La confianza que Dios tiene con nosotros, la
manifiesta en su amor hacia nosotros. Amor de Dios y confianza hacia los hombres se confunden. Su confianza es el reconocimiento que más nos dignifica. ¡Qué importante es saber irradiar esta
confianza! Impregnados de esa confianza manifestada en su amor, tenderemos la mano a todos los que están postrados, heridos o desesperanzados.
La nueva evangelización en una nueva época pasa por
hacer presente de una manera viva el rostro de Jesucristo, pues será quien haga creíble su presencia entre nosotros. Ello supone tratar a los demás como el Señor lo hizo, ver en los demás el
rostro del Señor y hacer sus obras, esas por las que después nos juzgará al finalizar este tiempo (cf. Mt 25, 31-46). Caigamos en la cuenta que el criterio del juicio que haga el Señor en
nosotros, está en el amor. Es un criterio llamativo, pues frente a la indiferencia se regala el amor con las medidas que Dios mismo ha dado al amor.
Frente al mirar solamente para nosotros mismos, el
amor. Frente a las armas de todo tipo que utilizamos los hombres para defendernos, el amor. Tengamos esta seguridad: desde que Jesucristo nos ha dicho quién es el hombre y nos lo ha manifestado
con su propia vida, en todos los hombres está presente el rostro de Jesús. Esto hace y requiere de nosotros un movimiento interior especial de tal calado, que cuando en el rostro del hambriento,
sediento, forastero, desnudo, enfermo, encarcelado, sin techo, sin hogar, e indigente, se hace presente Jesús, mueve toda nuestra vida para que le demos su rostro. Ellos, los más pobres, son los
que mueven nuestro corazón a dar la mano, a dar nuestra vida, a no guardarnos para nosotros mismos.
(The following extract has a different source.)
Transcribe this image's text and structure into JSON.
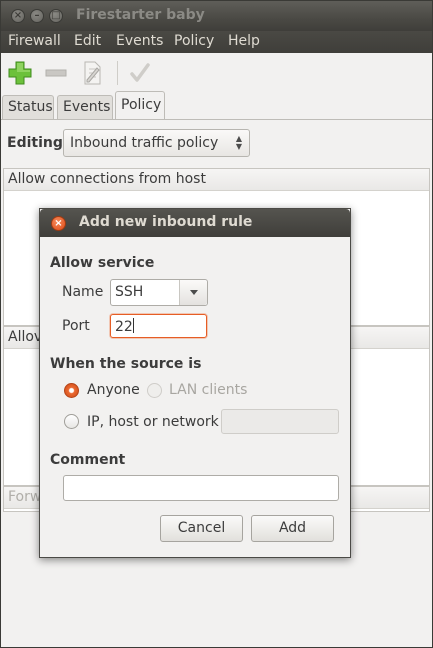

¿Dónde ponemos la fuerza de la evangelización en
esta nueva época? Donde se puso siempre que deseamos acercarnos a los hombres en nuevas situaciones, perdiendo la vida por amor como Jesucristo. Cuanto más osadamente los hombres se han atrevido
a perderse, a entregarse, a olvidarse, más grande y más rica ha sido su vida, con más fuerza aparece el rostro de Jesucristo.